Dag upended the cup of ale he took from his side table. The little that remained he swirled around in the bottom, trying to muster the courage to tell her. “Let’s say there’ll be a lot of grievin’ being done this evening. The left flank held, the upper quarters were defended... The right flank was annihilated. We managed to pull a lucky few still breathin’ from among the dead, but they aren’t doing well. They might get back on their feet, but they won’t be the same again.”
Alira watched the right flank capitulate from the rear and saw the sea of blackness cut through the Namellian reinforcements sent into the valley. She knew that it was a total loss. Victory to be sure, albeit pyrrhic. It would have felt wrong not to ask.
“I see the old boy has sent up your reserve force at least.” Dag looked at Zahra, desperate to get off the subject of loss. “You think that’ll be enough, lass?” He would have known, as she did, there was no way only five hundred could conceivably reinforce the losses Namelle suffered.
“It’s... it’s all we have.” She swallowed loud enough for Alira to notice the angst stuck in her throat. “To make things worse, he held back the Lucian Company in Namelle. Rygar sent our last five hundred regulars, little more than half of what I hoped for.”
“Does he think you to be dead already? If he withheld some of the best, he must have good reason. He must be-”
“Preparing for Namelle’s defense. Yeah, that’s where his priorities are.” Zahra’s fists clenched at her side. “He never even had the guts to tell the queen that her husband lies dead in the crypt of Tirelle Castle.” Zahra pondered asking her next question, one she already knew the answer to but had to be sure of. “Dag, if you have any soldiers, you can spare...”
“I feared we’d get to that. I have little more than a hundred fighters here. We lost generations of families in that fight. If we don’t have enough to defend our home...”

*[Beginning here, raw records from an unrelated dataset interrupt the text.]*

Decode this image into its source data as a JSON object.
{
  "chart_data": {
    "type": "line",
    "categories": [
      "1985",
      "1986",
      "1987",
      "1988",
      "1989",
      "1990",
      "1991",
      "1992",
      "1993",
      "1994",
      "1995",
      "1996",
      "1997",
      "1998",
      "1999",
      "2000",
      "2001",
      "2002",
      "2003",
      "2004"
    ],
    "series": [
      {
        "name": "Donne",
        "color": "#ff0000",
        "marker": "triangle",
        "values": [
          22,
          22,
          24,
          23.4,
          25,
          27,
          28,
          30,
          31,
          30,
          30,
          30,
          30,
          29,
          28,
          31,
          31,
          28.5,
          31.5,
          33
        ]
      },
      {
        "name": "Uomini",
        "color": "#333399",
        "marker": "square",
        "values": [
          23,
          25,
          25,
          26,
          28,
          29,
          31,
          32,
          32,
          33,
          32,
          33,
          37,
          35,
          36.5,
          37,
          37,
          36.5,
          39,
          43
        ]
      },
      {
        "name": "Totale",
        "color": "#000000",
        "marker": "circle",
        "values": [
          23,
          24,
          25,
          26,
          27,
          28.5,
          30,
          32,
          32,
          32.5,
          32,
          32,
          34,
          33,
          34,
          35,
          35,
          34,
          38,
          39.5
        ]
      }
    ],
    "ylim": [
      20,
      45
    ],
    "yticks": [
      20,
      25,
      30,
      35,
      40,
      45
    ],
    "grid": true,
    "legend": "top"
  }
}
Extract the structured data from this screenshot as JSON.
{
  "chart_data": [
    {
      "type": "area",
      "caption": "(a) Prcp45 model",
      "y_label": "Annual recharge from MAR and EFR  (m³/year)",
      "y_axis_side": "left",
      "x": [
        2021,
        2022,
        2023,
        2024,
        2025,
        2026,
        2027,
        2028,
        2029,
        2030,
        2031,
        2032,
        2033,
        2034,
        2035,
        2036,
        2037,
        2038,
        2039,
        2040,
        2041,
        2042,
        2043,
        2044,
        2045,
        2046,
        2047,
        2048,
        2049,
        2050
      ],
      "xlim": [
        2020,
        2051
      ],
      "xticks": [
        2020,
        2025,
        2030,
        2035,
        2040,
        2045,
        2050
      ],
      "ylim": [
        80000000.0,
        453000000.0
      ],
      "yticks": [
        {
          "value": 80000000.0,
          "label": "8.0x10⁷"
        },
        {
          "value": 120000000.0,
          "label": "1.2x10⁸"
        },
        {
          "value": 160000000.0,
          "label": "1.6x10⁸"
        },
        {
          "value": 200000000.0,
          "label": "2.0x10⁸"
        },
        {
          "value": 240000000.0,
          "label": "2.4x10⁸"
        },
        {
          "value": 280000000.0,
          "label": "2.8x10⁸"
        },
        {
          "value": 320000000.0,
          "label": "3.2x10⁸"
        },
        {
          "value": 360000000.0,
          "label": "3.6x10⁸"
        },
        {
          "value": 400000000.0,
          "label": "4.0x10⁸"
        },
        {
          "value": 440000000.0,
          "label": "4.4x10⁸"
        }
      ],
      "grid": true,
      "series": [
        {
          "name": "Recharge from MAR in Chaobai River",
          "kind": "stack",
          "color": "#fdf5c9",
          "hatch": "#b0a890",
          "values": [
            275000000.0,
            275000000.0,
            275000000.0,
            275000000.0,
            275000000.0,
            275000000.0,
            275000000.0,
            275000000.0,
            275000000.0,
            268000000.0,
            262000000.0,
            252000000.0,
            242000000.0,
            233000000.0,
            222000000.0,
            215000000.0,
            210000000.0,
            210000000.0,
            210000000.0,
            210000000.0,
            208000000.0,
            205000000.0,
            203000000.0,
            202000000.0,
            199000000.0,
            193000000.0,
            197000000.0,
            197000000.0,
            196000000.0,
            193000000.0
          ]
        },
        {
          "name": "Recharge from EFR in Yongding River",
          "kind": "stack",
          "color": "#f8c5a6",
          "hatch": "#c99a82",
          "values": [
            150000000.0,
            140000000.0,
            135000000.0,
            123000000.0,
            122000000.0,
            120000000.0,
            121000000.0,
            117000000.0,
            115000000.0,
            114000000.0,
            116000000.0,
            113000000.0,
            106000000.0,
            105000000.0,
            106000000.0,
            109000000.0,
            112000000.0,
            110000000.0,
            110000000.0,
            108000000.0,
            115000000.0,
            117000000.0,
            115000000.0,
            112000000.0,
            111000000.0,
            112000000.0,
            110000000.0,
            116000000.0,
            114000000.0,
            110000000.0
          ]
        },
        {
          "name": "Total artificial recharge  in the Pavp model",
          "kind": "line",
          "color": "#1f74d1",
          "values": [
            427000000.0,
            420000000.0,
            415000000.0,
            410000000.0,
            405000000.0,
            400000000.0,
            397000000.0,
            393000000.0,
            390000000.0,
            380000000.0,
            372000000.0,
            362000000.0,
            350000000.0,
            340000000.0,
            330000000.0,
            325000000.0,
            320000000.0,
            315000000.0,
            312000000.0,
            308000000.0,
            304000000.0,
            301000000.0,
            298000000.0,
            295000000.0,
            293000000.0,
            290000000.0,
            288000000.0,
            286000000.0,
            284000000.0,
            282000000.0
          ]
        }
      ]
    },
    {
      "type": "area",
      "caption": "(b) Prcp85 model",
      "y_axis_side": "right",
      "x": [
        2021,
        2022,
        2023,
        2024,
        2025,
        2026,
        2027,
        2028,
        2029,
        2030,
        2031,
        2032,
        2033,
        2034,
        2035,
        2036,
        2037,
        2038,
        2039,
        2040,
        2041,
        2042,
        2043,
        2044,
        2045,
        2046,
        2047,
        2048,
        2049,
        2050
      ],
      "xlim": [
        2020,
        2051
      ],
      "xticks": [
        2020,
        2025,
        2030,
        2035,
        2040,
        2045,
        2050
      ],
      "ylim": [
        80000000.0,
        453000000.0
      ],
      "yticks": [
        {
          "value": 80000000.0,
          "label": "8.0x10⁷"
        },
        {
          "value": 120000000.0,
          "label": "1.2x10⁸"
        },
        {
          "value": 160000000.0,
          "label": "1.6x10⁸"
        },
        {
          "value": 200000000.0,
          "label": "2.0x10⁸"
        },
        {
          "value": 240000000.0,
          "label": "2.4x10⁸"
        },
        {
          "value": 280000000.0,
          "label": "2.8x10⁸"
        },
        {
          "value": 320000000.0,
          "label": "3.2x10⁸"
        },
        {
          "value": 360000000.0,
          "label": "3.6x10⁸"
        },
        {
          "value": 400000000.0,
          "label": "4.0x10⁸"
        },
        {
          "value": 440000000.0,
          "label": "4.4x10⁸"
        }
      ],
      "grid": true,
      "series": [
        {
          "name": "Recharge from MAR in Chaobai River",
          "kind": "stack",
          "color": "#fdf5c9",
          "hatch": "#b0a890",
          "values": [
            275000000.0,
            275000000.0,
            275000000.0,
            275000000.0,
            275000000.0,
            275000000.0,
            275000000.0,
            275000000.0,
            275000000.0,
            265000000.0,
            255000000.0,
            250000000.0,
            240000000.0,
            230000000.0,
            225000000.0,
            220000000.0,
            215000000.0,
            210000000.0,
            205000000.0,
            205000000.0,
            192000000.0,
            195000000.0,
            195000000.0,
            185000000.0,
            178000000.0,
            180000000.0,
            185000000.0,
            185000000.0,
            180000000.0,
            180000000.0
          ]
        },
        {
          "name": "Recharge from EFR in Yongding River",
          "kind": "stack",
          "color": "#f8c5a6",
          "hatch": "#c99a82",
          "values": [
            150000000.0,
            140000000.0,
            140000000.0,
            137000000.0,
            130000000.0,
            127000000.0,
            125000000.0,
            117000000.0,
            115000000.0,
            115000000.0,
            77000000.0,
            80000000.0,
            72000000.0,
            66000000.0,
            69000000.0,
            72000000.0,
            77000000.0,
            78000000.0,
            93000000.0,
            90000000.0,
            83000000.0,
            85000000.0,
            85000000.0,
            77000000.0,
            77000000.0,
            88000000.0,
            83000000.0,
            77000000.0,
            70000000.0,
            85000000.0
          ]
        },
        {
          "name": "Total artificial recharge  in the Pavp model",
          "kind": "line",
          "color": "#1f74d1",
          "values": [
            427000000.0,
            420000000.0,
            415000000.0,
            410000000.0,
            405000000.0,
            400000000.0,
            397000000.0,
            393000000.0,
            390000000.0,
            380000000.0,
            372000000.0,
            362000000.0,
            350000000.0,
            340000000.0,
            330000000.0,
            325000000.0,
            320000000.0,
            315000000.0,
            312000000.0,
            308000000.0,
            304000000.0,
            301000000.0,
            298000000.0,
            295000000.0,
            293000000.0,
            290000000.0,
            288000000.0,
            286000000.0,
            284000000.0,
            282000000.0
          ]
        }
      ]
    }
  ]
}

“Worry on it no more,” Alira interjected. “We haven’t come to reap the rest of your fighters or ask of you the impossible. We only wish to remain in this pass, should Essea come ‘round again.”
“That’s what troubles me. If that battle was a demonstration of Essean ferocity, then it’s only a matter of time ‘til they return.” He might not have known when, but the next incursion would be worse.
“Our allies are spread too thin,” Alira replied. She held back telling him that none could have been called at such short notice. “As such, the only hope we’ll find is in ourselves.”
“If only the old Alliance of Massa still stood, now that would be something,” Dag said, excited and lost in an old memory. “Can you imagine it? Namelle, Khuldir, Shiun, and Reyvia alongside Talliers and Vockla. The power of Nemesia all standing together once again?”
“Too far gone are those bonds of friendship I’m afraid,” Zahra said. “I think it’s best to remain in the here and now, face down what’s in front of us.”
Out in the hall a door flew open, breaking up the conversation. A messenger hurried in, out of breath from having sprinted more than a short distance. “I got somethin’ you’re not going’ta believe Chief. There’s a great stirrin’ from down the gate. If I could speak with you in private for a wee moment.” He turned and bowed to Alira and Zahra.
“Anything you’ve got to say, you can say it in front of our friends. We ‘ave no time for secrets.”
The messenger straightened himself up, a worry was about him. “Three have come from up the pass. Two soldiers with another dressed up far too pretty to fight. Says he’s the envoy of–oh what was his name again? –Artim, the Viscount of Essea.”